The number of animals bred to be killed by one of the above methods is mind boggling: “Nearly 100 billion humans have ever existed on planet earth, and we are approaching that number of non-human animals being slaughtered every single year to satiate our addiction to their flesh and secretion.”
In addition, factory farming is responsible for unending environmental disaster, antibiotic resistance, and will likely precipitate future pandemics worse than Covid.
By paying for and consuming the products churned out from these factories, every non-vegan is obliquely complicit in the cost of doing business; and, for some, this mayhem is justifiable on grounds of taste.
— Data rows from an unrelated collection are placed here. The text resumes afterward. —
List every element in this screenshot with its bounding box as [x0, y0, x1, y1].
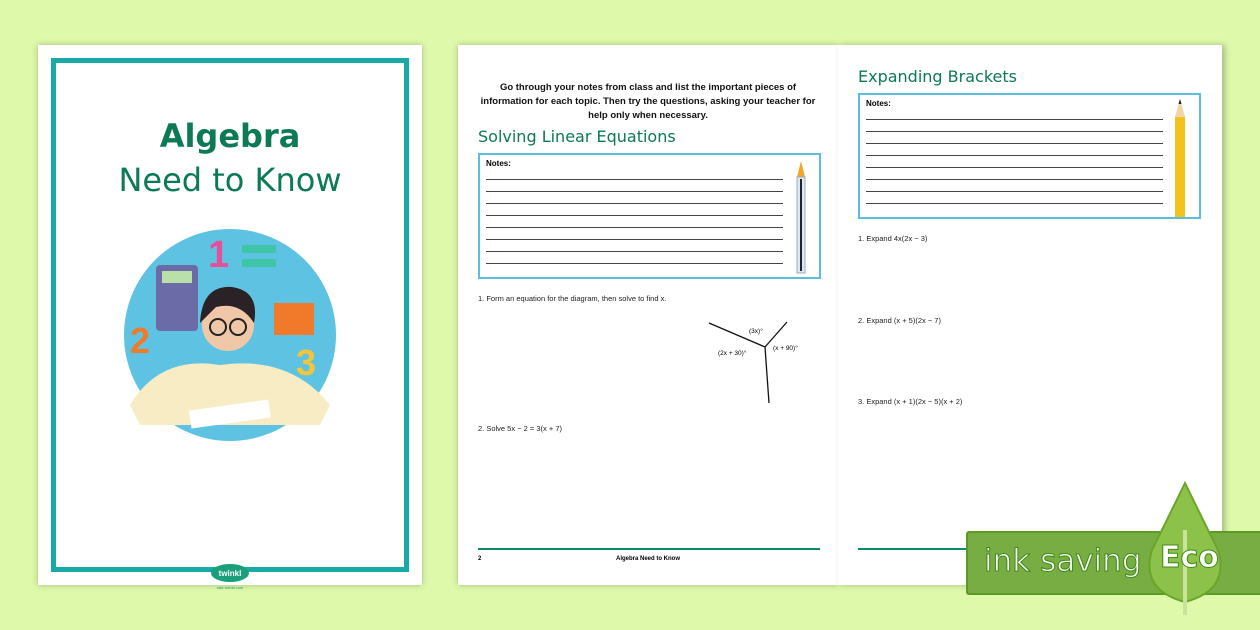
question-2: 2. Solve 5x − 2 = 3(x + 7) [478, 424, 563, 433]
angle-label: (3x)° [749, 328, 763, 335]
cover-title: Algebra [159, 117, 301, 155]
section-heading: Expanding Brackets [858, 67, 1017, 86]
svg-text:3: 3 [296, 342, 317, 383]
logo-url: visit twinkl.com [216, 585, 244, 590]
question-2: 2. Expand (x + 5)(2x − 7) [858, 316, 941, 325]
pen-icon [795, 161, 807, 275]
question-1: 1. Expand 4x(2x − 3) [858, 234, 928, 243]
notes-label: Notes: [486, 159, 511, 168]
question-3: 3. Expand (x + 1)(2x − 5)(x + 2) [858, 397, 963, 406]
svg-text:2: 2 [130, 320, 151, 361]
notes-label: Notes: [866, 99, 891, 108]
notes-box [478, 153, 821, 279]
student-illustration [120, 225, 350, 455]
eco-label: Eco [1160, 540, 1219, 575]
angle-label: (x + 90)° [773, 345, 798, 352]
angle-label: (2x + 30)° [718, 350, 747, 357]
cover-subtitle: Need to Know [118, 161, 342, 199]
notes-box [858, 93, 1201, 219]
ink-saving-label: ink saving [984, 543, 1142, 579]
svg-text:twinkl: twinkl [218, 569, 242, 578]
page-number: 2 [478, 556, 482, 562]
angle-diagram [703, 317, 793, 407]
page-2 [458, 45, 838, 585]
instructions: Go through your notes from class and list the important pieces of information for each topic. Then try the questions, asking your teacher for help only when necessary. [480, 82, 816, 121]
section-heading: Solving Linear Equations [478, 127, 676, 146]
question-1: 1. Form an equation for the diagram, then solve to find x. [478, 294, 667, 303]
cover-page [38, 45, 422, 590]
twinkl-logo [210, 563, 250, 583]
footer-title: Algebra Need to Know [615, 556, 680, 562]
pencil-icon [1173, 99, 1187, 217]
svg-text:1: 1 [208, 234, 230, 276]
footer-rule [478, 548, 820, 550]
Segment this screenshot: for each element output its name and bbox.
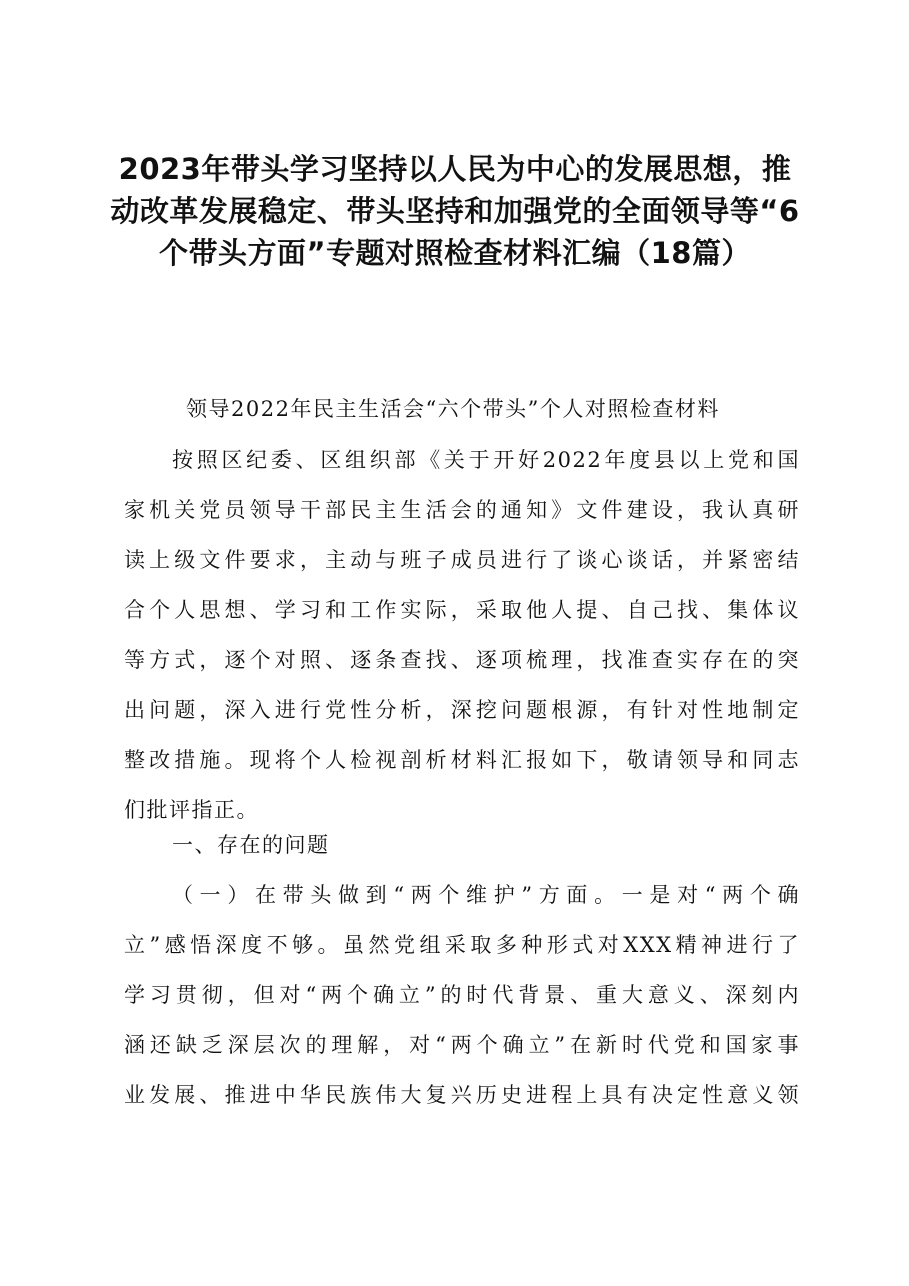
- paragraph-line: 整改措施。现将个人检视剖析材料汇报如下，敬请领导和同志: [124, 748, 800, 772]
- paragraph-line: 们批评指正。: [124, 798, 259, 822]
- document-title: 2023年带头学习坚持以人民为中心的发展思想，推动改革发展稳定、带头坚持和加强党的全面领导等“6个带头方面”专题对照检查材料汇编（18篇）: [110, 152, 800, 270]
- subtitle: 领导2022年民主生活会“六个带头”个人对照检查材料: [186, 397, 720, 421]
- section-heading: 一、存在的问题: [172, 833, 330, 857]
- paragraph-line: 按照区纪委、区组织部《关于开好2022年度县以上党和国: [172, 448, 800, 472]
- paragraph-line: 出问题，深入进行党性分析，深挖问题根源，有针对性地制定: [124, 698, 800, 722]
- paragraph-line: 涵还缺乏深层次的理解，对“两个确立”在新时代党和国家事: [124, 1033, 800, 1057]
- paragraph-line: 读上级文件要求，主动与班子成员进行了谈心谈话，并紧密结: [124, 548, 800, 572]
- paragraph-line: 学习贯彻，但对“两个确立”的时代背景、重大意义、深刻内: [124, 983, 800, 1007]
- paragraph-line: 合个人思想、学习和工作实际，采取他人提、自己找、集体议: [124, 598, 800, 622]
- paragraph-line: 等方式，逐个对照、逐条查找、逐项梳理，找准查实存在的突: [124, 648, 800, 672]
- paragraph-line: （一）在带头做到“两个维护”方面。一是对“两个确: [172, 883, 800, 907]
- paragraph-line: 家机关党员领导干部民主生活会的通知》文件建设，我认真研: [124, 498, 800, 522]
- paragraph-line: 立”感悟深度不够。虽然党组采取多种形式对XXX精神进行了: [124, 933, 800, 957]
- paragraph-line: 业发展、推进中华民族伟大复兴历史进程上具有决定性意义领: [124, 1083, 800, 1107]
Argument 3: Surely, limiting one’s consumption of animal products to ethical sources should suffice, if the minimization of animal suffering is the endgame.
The classic good versus bad farms argument overlooks the sheer difficulty of identifying animal products that come from an ethical source especially given the nebulous regulations in this space. Moreover, over 99% of animal products come from factory farming in the U.S, and high percentages exist in other developed nations.
The fact remains that “endemic to any form of farming is the exploitation of animals” especially where the profit motive is a core driver.
Case in point: free range chickens can still be housed in 9 inches per square meter barns. In the egg industry, both industrialised, organic farming, and free range, “males are culled at birth by either suffocation or being tossed into an industrial macerator, or humanely gassed.”
To say nothing of cows that have to be forcibly impregnated to produce milk amid the psychological distress of being separated from their calves.
Argument 4: What about animals killed by commercial vegetable production, isn’t there an internal contradiction in valuing the life of a livestock or pig more than, say, a wild hog upending the top soil of a plant?
One could justify the killing of animals during commercial vegetable production using a utilitarian ethic, in so far as their death would preclude an exponentially greater number of suffering and killing in commercial animal agriculture.
Even absent the foregoing, the force of this point is undermined by the use of the majority of commercial vegetable production to feed livestock, especially in factory farms.
Argument 5: Factory farming is far too entrenched in the global economy to be uprooted overnight. There are simply too many vested interests. Moreover, what do we do with all the animals upon mass closures of factory farms?
This is the old argument from practicality. Fortunately, history demonstrates that even the most enmeshed industry must yield to the realities of supply and demand. A gradual and sustained reduction in the demand for animal products will reduce the need to breed animals into existence for human consumption.
This will not happen overnight, but the pace of change would not justify the continuation of animal suffering. Indeed the difficulty of the task makes the change even more pressing.
The same applies for the animals already in the system. A gradual cessation of demand for animal products will preclude the breeding of said animals into existence.
The notion of humans being overrun by animals is fanciful and frankly contradicts the risible argument that factory farming is necessary to stave of extinction for some animals.
One could redirect Governmental subsidies provided to factory farms to animal sanctuaries and conservation centres or euthanize some animals to prevent future suffering, which would comport with the vegan principle of minimizing pain.
The conclusion is inescapable: adopting veganism is a moral necessity. And while there may exist stronger arguments to the contrary, I doubt they would move the needle, especially given our current existential predicament.